Both agencies have agreed to work towards a Mutual Recognition Arrangement (MRA), which is a formal arrangement between customs agencies that recognises each other’s supply chain security programmes. Members of these programmes enjoy a commercial advantage, with fewer border checks and speed to market for export products.
Photo: Australian Border Force Commissioner Roman Quaedvlieg and the New Zealand Customs Service Comptroller Carolyn Tremain sign the Statement of Intent in Canberra.
An MRA will allow traders from both countries that meet the required standards to access the trade facilitation benefits of both programmes.
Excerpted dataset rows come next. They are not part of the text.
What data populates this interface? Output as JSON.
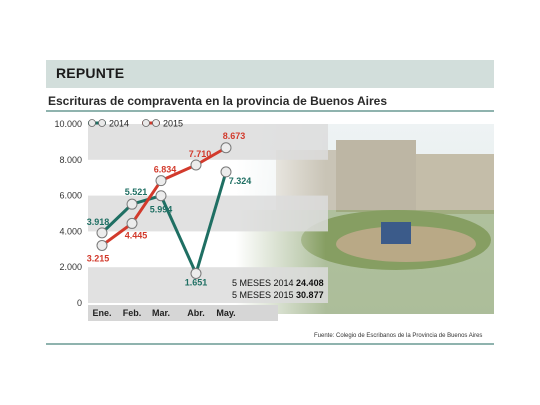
{
  "header": {
    "title": "REPUNTE"
  },
  "subtitle": "Escrituras de compraventa en la provincia de Buenos Aires",
  "source": "Fuente: Colegio de Escribanos de la Provincia de Buenos Aires",
  "totals": [
    {
      "label": "5 MESES 2014",
      "value": "24.408"
    },
    {
      "label": "5 MESES 2015",
      "value": "30.877"
    }
  ],
  "colors": {
    "s2014": "#1f6f63",
    "s2015": "#d23a2c",
    "band": "#dcdcdc",
    "header": "#d2dedb"
  },
  "chart_data": {
    "type": "line",
    "categories": [
      "Ene.",
      "Feb.",
      "Mar.",
      "Abr.",
      "May."
    ],
    "ylim": [
      0,
      10000
    ],
    "yticks": [
      0,
      2000,
      4000,
      6000,
      8000,
      10000
    ],
    "ytick_labels": [
      "0",
      "2.000",
      "4.000",
      "6.000",
      "8.000",
      "10.000"
    ],
    "legend": "top-left",
    "series": [
      {
        "name": "2014",
        "values": [
          3918,
          5521,
          5994,
          1651,
          7324
        ],
        "labels": [
          "3.918",
          "5.521",
          "5.994",
          "1.651",
          "7.324"
        ]
      },
      {
        "name": "2015",
        "values": [
          3215,
          4445,
          6834,
          7710,
          8673
        ],
        "labels": [
          "3.215",
          "4.445",
          "6.834",
          "7.710",
          "8.673"
        ]
      }
    ]
  }
}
This also provides border agencies greater end-to-end assurance over the imports and exports.
Australian Comptroller-General of Customs Roman Quaedvlieg says Australia’s first MRA is an important step in delivering a mutually beneficial outcome that increases both Australia’s and New Zealand’s contributions to international supply chain security and trade facilitation.
“The Australian Trusted Trader programme is progressing well through its pilot phase. The MRA with New Zealand Customs will increase the success of the fully operational programme from July 2016.
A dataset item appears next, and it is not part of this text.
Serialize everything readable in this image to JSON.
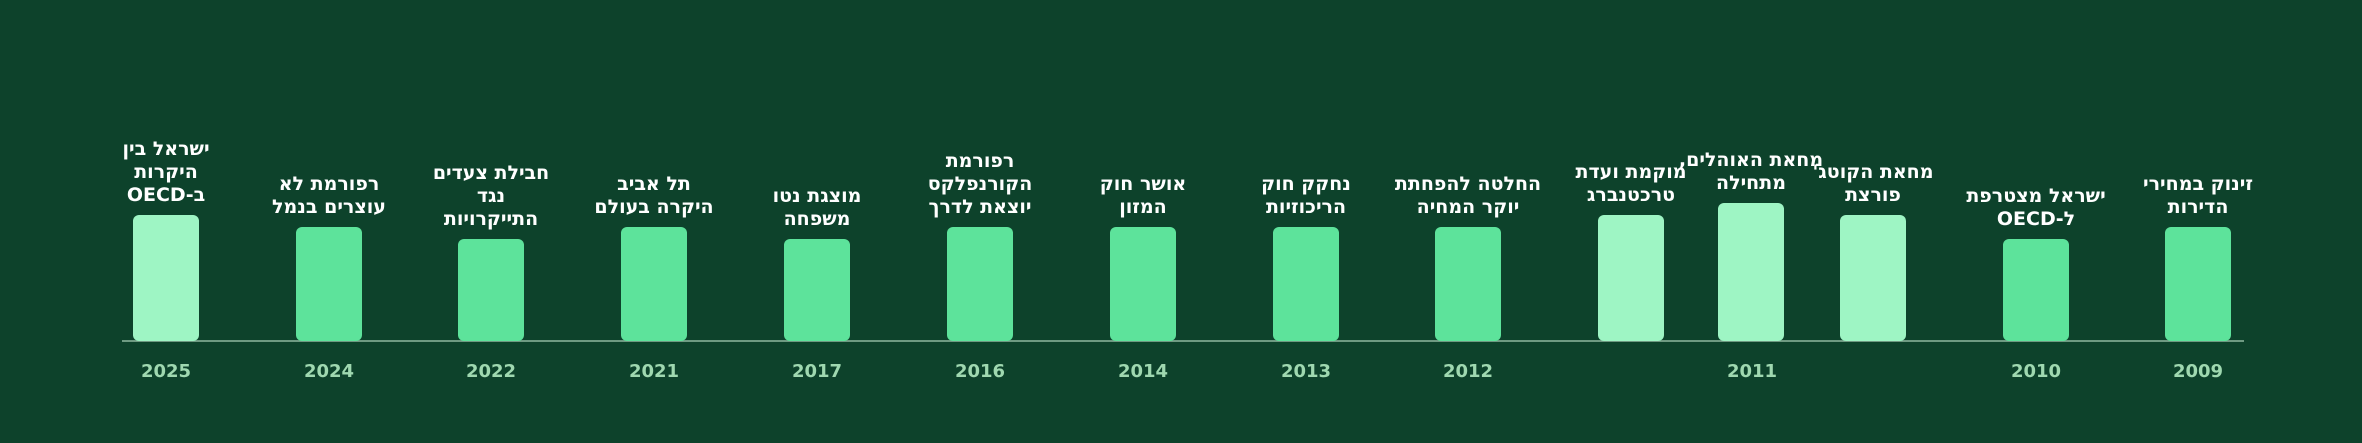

“We look forward to continuing to work with New Zealand Customs to facilitate trade between our countries”.
NZ Customs Comptroller Carolyn Tremain says both agencies already share a close partnership, and the MRA will underpin the trusted trader programmes in the two countries.
“We’ve been working with Australia as they develop a trusted-trader programme, and there should be a close alignment between their programme and our own Secure Export Scheme.
“Joint work will start soon on an MRA. Recognition will benefit trusted trans-Tasman traders by reducing clearance times and making customs processes easier,” Ms Tremain says.
Ms Tremain says work on the MRA is expected to conclude by June next year, and it will come into effect shortly after. To conclude an MRA, New Zealand and Australia will need to undertake a comparison of each other’s programme.
Photo: Members of the NZ Customs and Australian Border Force executive leadership teams.
Trade in goods between the two countries totals approximately $18 billion per annum. Australia is usually one of New Zealand’s top two trading partners, and New Zealand is currently Australia’s ninth largest trading partner.